The Month That Should be Forgotten
It is with much frustration that I write this installment of Tale of a New Blogger. I would love to skip this month from my blogger experience entirely, and that is probably why it is already the middle of May and I am just now sitting down to write about April.
Blogging is a bit of a roller coaster. Some month have amazing highs while others feel like you are plummeting to your death. April was a month of downward spirals.
My intention of starting this series was the write the real experience of a new blogger. True to that conviction, here goes.
Sickness is a Different World for the Self-Employed
April started strong. The end of March saw some increase in momentum. I was finally starting to feel like I was getting into the right groove.
Then the universe decided to see how many things it could throw at me.
First, I had a week of issues from a chronic health condition I live with. Next, a severe chest cold led to weeks of difficult breathing and minimal sleep.
Just when I felt like I was starting to see the light at the end of the tunnel, the pollen explosion had me wishing I could literally scratch my eyes out of my head.
Experiencing an illness when you have a traditional job can be a bad experience. But you at least have the comfort that the business will keep functioning and you may even have the benefit of sick or vacation pay.
When you are a business of one, even a moderate illness brings everything to a screeching halt. Production, customer service and income generation all stop as you do.
I tried to keep up with my blog and posted at least one new post each week. Social media got some attention as I tried to get on at least one of the platforms each week.
But, all in all, April and the first part of May were dismal.
Did Anything Good Happen?
Gloom and doom are not typical parts of my personality, so let’s switch gears and talk about the positives of the blogger experience for the month of April.
For one, even with my limited posts for the month, visitors and page views for the blog held fairly steady. To me, that is a huge win because it means the blog has finally developed some momentum and is growing organically.

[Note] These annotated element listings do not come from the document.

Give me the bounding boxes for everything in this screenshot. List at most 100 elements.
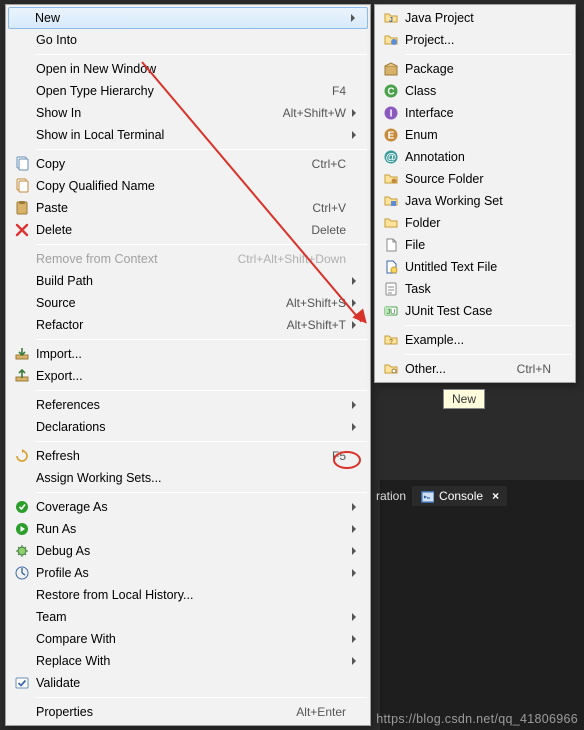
menu-item-import[interactable]: Import... — [8, 343, 368, 365]
menu-item-shortcut: Alt+Enter — [296, 705, 346, 719]
menu-item-validate[interactable]: Validate — [8, 672, 368, 694]
menu-item-java-working-set[interactable]: Java Working Set — [377, 190, 573, 212]
menu-item-properties[interactable]: PropertiesAlt+Enter — [8, 701, 368, 723]
menu-item-label: Refresh — [36, 449, 332, 463]
menu-item-other[interactable]: Other...Ctrl+N — [377, 358, 573, 380]
tab-label-partial[interactable]: ration — [370, 489, 412, 503]
blank-icon — [11, 584, 33, 606]
menu-item-compare-with[interactable]: Compare With — [8, 628, 368, 650]
menu-item-refresh[interactable]: RefreshF5 — [8, 445, 368, 467]
menu-item-label: Copy Qualified Name — [36, 179, 346, 193]
menu-item-enum[interactable]: Enum — [377, 124, 573, 146]
menu-item-show-in[interactable]: Show InAlt+Shift+W — [8, 102, 368, 124]
menu-item-label: Export... — [36, 369, 346, 383]
folder-icon — [380, 212, 402, 234]
menu-item-delete[interactable]: DeleteDelete — [8, 219, 368, 241]
delete-icon — [11, 219, 33, 241]
menu-separator — [36, 390, 367, 391]
menu-item-label: Java Project — [405, 11, 551, 25]
menu-item-shortcut: F4 — [332, 84, 346, 98]
menu-item-debug-as[interactable]: Debug As — [8, 540, 368, 562]
menu-item-build-path[interactable]: Build Path — [8, 270, 368, 292]
menu-item-label: JUnit Test Case — [405, 304, 551, 318]
blank-icon — [11, 314, 33, 336]
menu-item-restore-from-local-history[interactable]: Restore from Local History... — [8, 584, 368, 606]
blank-icon — [11, 270, 33, 292]
class-icon — [380, 80, 402, 102]
menu-item-java-project[interactable]: Java Project — [377, 7, 573, 29]
menu-item-label: References — [36, 398, 346, 412]
menu-item-label: Show in Local Terminal — [36, 128, 346, 142]
blank-icon — [11, 467, 33, 489]
menu-item-source[interactable]: SourceAlt+Shift+S — [8, 292, 368, 314]
menu-item-example[interactable]: Example... — [377, 329, 573, 351]
menu-item-label: Show In — [36, 106, 283, 120]
menu-item-refactor[interactable]: RefactorAlt+Shift+T — [8, 314, 368, 336]
new-submenu: Java Project Project... Package Class Interf… — [374, 4, 576, 383]
tab-console[interactable]: Console × — [412, 486, 507, 506]
menu-item-class[interactable]: Class — [377, 80, 573, 102]
blank-icon — [11, 701, 33, 723]
copy-qn-icon — [11, 175, 33, 197]
menu-item-label: Build Path — [36, 274, 346, 288]
menu-item-show-in-local-terminal[interactable]: Show in Local Terminal — [8, 124, 368, 146]
menu-item-label: Copy — [36, 157, 312, 171]
refresh-icon — [11, 445, 33, 467]
menu-item-copy[interactable]: CopyCtrl+C — [8, 153, 368, 175]
menu-item-untitled-text-file[interactable]: Untitled Text File — [377, 256, 573, 278]
menu-item-label: Class — [405, 84, 551, 98]
menu-item-paste[interactable]: PasteCtrl+V — [8, 197, 368, 219]
menu-separator — [36, 697, 367, 698]
enum-icon — [380, 124, 402, 146]
menu-item-replace-with[interactable]: Replace With — [8, 650, 368, 672]
menu-item-folder[interactable]: Folder — [377, 212, 573, 234]
menu-item-copy-qualified-name[interactable]: Copy Qualified Name — [8, 175, 368, 197]
blank-icon — [11, 394, 33, 416]
menu-item-declarations[interactable]: Declarations — [8, 416, 368, 438]
menu-item-file[interactable]: File — [377, 234, 573, 256]
menu-item-label: Properties — [36, 705, 296, 719]
menu-item-team[interactable]: Team — [8, 606, 368, 628]
close-icon[interactable]: × — [492, 489, 499, 503]
menu-item-run-as[interactable]: Run As — [8, 518, 368, 540]
menu-item-task[interactable]: Task — [377, 278, 573, 300]
menu-item-open-type-hierarchy[interactable]: Open Type HierarchyF4 — [8, 80, 368, 102]
menu-item-coverage-as[interactable]: Coverage As — [8, 496, 368, 518]
menu-item-shortcut: Alt+Shift+T — [287, 318, 346, 332]
menu-item-label: Source Folder — [405, 172, 551, 186]
menu-item-references[interactable]: References — [8, 394, 368, 416]
menu-item-label: Delete — [36, 223, 311, 237]
menu-item-export[interactable]: Export... — [8, 365, 368, 387]
java-project-icon — [380, 7, 402, 29]
menu-item-label: Team — [36, 610, 346, 624]
file-icon — [380, 234, 402, 256]
menu-item-label: New — [35, 11, 346, 25]
menu-item-go-into[interactable]: Go Into — [8, 29, 368, 51]
menu-separator — [36, 54, 367, 55]
blank-icon — [11, 124, 33, 146]
menu-item-annotation[interactable]: Annotation — [377, 146, 573, 168]
menu-item-junit-test-case[interactable]: JUnit Test Case — [377, 300, 573, 322]
annotation-circle — [333, 451, 361, 469]
menu-item-shortcut: Delete — [311, 223, 346, 237]
blank-icon — [11, 102, 33, 124]
menu-item-label: Coverage As — [36, 500, 346, 514]
menu-item-source-folder[interactable]: Source Folder — [377, 168, 573, 190]
menu-item-label: Open in New Window — [36, 62, 346, 76]
menu-item-label: Open Type Hierarchy — [36, 84, 332, 98]
menu-item-package[interactable]: Package — [377, 58, 573, 80]
menu-separator — [36, 244, 367, 245]
menu-item-profile-as[interactable]: Profile As — [8, 562, 368, 584]
context-menu: New Go Into Open in New Window Open Type Hi… — [5, 4, 371, 726]
menu-item-label: Validate — [36, 676, 346, 690]
menu-item-interface[interactable]: Interface — [377, 102, 573, 124]
import-icon — [11, 343, 33, 365]
blank-icon — [11, 606, 33, 628]
blank-icon — [11, 292, 33, 314]
menu-item-new[interactable]: New — [8, 7, 368, 29]
menu-item-project[interactable]: Project... — [377, 29, 573, 51]
untitled-file-icon — [380, 256, 402, 278]
menu-item-assign-working-sets[interactable]: Assign Working Sets... — [8, 467, 368, 489]
profile-icon — [11, 562, 33, 584]
menu-item-open-in-new-window[interactable]: Open in New Window — [8, 58, 368, 80]
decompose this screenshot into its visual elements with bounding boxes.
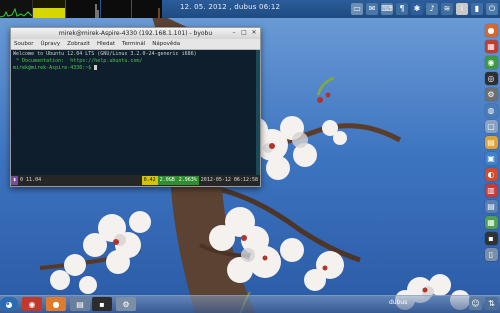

While page views held pretty flat, the number of visitors on the site saw good growth. The trend also seems to be growing in visitors visiting more than one page during their visit.
My blog now has 110 blog followers. That means I need to finally get an email program up and running. The steady increase in followers makes me optimistic that I am producing valuable and engaging content.
Both Facebook and Instagram were woefully neglected. The small drop in Facebook likes is not surprising.
Twitter continues to be my social media platform of choice. I can’t say why I prefer that platform so much. Part of it is because most of my followers are writers and bloggers. Being able to interact with such amazing individuals and at 280 characters or less brings me much joy and inspiration. I might explore the other reasons why in a later post.
Twitter was also neglected during my illness, but the relationships I have nurtured and the presence I have built kept a steady increase in followers even on the days I wasn’t able to get online.
Pinterest started very strong. The blogger experience lesson learned here is that, no matter what other bloggers will tell you, manual pinning is important.
I use BoardBooster and am very happy with the automated pinning product. Campaigns are set to pin 10-15 pins per day at various times. Even with BoardBooster working properly, you can see near the end of April, when I was too sick to spend any time online, impressions dropped dramatically.
Pinterest was responsible for 12% of the traffic driven to my site for the month. That may not sound like much, but in the previous month, Pinterest only brought in 4% of the traffic. That large increase in such a short period means I will be spending lots of time on Pinterest in the coming weeks.
Be Constantly Improving
Whether you think of it that way or not, a blog is a brand. If you are an author, your name or psuedonym is also a brand.
Brands only continue to grow and gain popularity by buidling new and meaningful relationships with existing and potential readers.
I hate marketing. There’s no sugarcoating how negative I feel about the subject. Marketing is a necessary evil in the blogger experience, and is especially important for bloggers and indie authors.
During my illness, I read a particulary moving post about mistakes that authors, and by extension bloggers, frequently make. Here is the link to the post:
In her post, Meg Dowell discusses three mistakes that many authors and bloggers make. The point that resonated the loudest with me deals with interacting with readers on social media.
I have to admit that I have fallen into the bad habit of primarily using social media to promote either my book or content on my blog.
Meg’s post reminded me that readers follow writers because they want to get to know more about the author as a person. Most followers already read your work, so social media is a chance for them to get to know the person behind that work.
Much effort is being directed at improving this bad habit. I’ll keep you posted on the positive results I see down the road.
And in Other News
If you are not already following my science fiction, work-in-progress, working name Paradise, be sure to click this line. There are now 11 chapters available in what I intend to be book one in a series.
The feedback from the chapters posted has been positive and brings me much joy. I would love to have more insight. Please share the story with others you know that like science fiction. Even if someone is not a big sci-fi fan, they will likely enjoy the story because it is mostly character driven.
April was poetry month. While I intended to write a poem every day, I only ended up writing one poem for the whole month. I plan to post that poem later today or tomorrow.